Je repense à une rencontre avec le Dr Stanley Volant, ayant eu lieu il y a plusieurs années lors de sa grande marche Innu Meshkenu. Il disait alors : « Si personne ne rêvait à améliorer le monde dans lequel on vit, on ne transformerait rien. » C’était le sens qu’il donnait à sa quête, donner le goût de rêver. Je le trouvais peut-être utopiste, à l’époque, mais j’ai fini par comprendre qu’il avait raison.

Je suis vaguement la campagne électorale qui bat son plein au Québec depuis quelques semaines. Je ne peux refréner un sentiment d’exaspération chaque fois que, du coin de l’œil, je vois une ixième conférence de presse avec des pancartes et des épouvantails plantés derrière leur candidat, hochant la tête en guise d’approbation. Je ne suis pas allergique à la politique, j’ai grandi à travers des assemblées de cuisine chez le paternel et une mère attachée politique dans la circonscription. J’ai compris le rôle d’un député quand, entre un dossier de construction de salle de spectacle et de fermeture d’usine de sciage, il a dû défendre une mère monoparentale à qui on retirait le chèque d’aide sociale parce qu’elle avait un amant. (On était au début des années 1980, genre.) La représentation politique de proximité est donc essentielle pour défendre les réalités sociales et territoriales. J’y crois.

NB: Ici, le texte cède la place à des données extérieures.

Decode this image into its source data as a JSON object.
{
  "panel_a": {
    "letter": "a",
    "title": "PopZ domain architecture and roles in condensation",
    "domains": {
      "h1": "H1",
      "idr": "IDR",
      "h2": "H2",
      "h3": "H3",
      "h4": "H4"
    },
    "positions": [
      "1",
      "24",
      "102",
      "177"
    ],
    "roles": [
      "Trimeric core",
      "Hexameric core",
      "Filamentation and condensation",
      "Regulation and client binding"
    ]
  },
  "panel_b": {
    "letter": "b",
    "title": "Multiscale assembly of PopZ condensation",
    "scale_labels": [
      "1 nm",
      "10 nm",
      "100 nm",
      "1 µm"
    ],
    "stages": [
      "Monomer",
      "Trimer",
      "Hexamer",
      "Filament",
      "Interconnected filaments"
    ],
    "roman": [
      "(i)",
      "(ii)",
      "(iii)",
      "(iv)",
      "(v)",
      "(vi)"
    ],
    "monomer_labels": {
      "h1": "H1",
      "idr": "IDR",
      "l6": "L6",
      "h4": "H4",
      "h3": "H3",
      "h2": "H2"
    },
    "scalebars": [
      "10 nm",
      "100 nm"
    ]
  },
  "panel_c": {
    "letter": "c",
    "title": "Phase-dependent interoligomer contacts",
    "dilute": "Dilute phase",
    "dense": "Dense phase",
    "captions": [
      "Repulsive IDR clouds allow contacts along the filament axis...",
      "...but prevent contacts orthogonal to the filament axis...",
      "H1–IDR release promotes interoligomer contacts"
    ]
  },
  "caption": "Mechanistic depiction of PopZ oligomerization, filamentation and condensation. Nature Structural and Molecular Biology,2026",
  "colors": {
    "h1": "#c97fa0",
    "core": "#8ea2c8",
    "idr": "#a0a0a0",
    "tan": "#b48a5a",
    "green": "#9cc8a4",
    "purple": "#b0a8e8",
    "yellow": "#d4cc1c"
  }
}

Depuis, j’ai vu passer quelques députés en Abitibi-Témiscamingue, députés, et de différentes allégeances. Au provincial, au fédéral. Je demeure convaincue que malgré les divergences de valeurs ou de préoccupations, la grande majorité de ces personnalités politiques ont servi leur territoire et leur monde au mieux de leurs capacités. J’y crois aussi. Outre le besoin de pouvoir de certaines, la plupart sont animées d’un engagement personnel sincère à servir une cause plus grande que soi, à transformer le cours des choses.

Pourtant, quand passe le mot « politique » dans le fil d’actualité, ça me donne illico une crise d’urticaire mentale. Les médias télévisés ont fini par créer un cirque dénué de tout espace de discussion réelle, un ring de boxe où hargne et hostilité usurpent l’espace du débat. Les vraies idées ne peuvent s’exprimer dans une punch line. La parole plie sous le poids du temps d’antenne qui se change en spectacle. Le pire, c’est que ce n’est même pas efficace. C’est creux. Pire encore que la violence verbale, ce sont les partis qui dictent à leurs candidats d’en dire le moins possible pour ne pas se mettre le pied dans la bouche avant les élections. Des marionnettes à qui on fait dire ce que le parti décide, et qui parlent ensuite de démocratie. Mais là, je m’égare.

Si je réagis de façon si épidermique aux zoos médiatiques, c’est qu’ils sont la cause d’une culture de l’instantané et du condensé superficiel d’information qui font sombrer les tentatives de présenter des idées, d’en déployer les nuances, d’en saisir les impacts. Les campagnes électorales en sont sans doute la démonstration la plus pitoyable. En un sens, les analystes sportifs ont plus de temps d’antenne pour décortiquer un match de hockey ordinaire qu’un candidat a de temps pour présenter les détails de son programme politique, lequel a le potentiel d’influencer les décisions d’un gouvernement pour les années à venir.

Alors si, comme moi, les discours creux vous désemparent et les formules qui ne veulent rien dire vous étourdissent, allez à la rencontre de ce qui donne du sens à votre présent. Allez voir des artistes. Allez rencontrer des œuvres. Vous allez voir, ça fait vraiment du bien.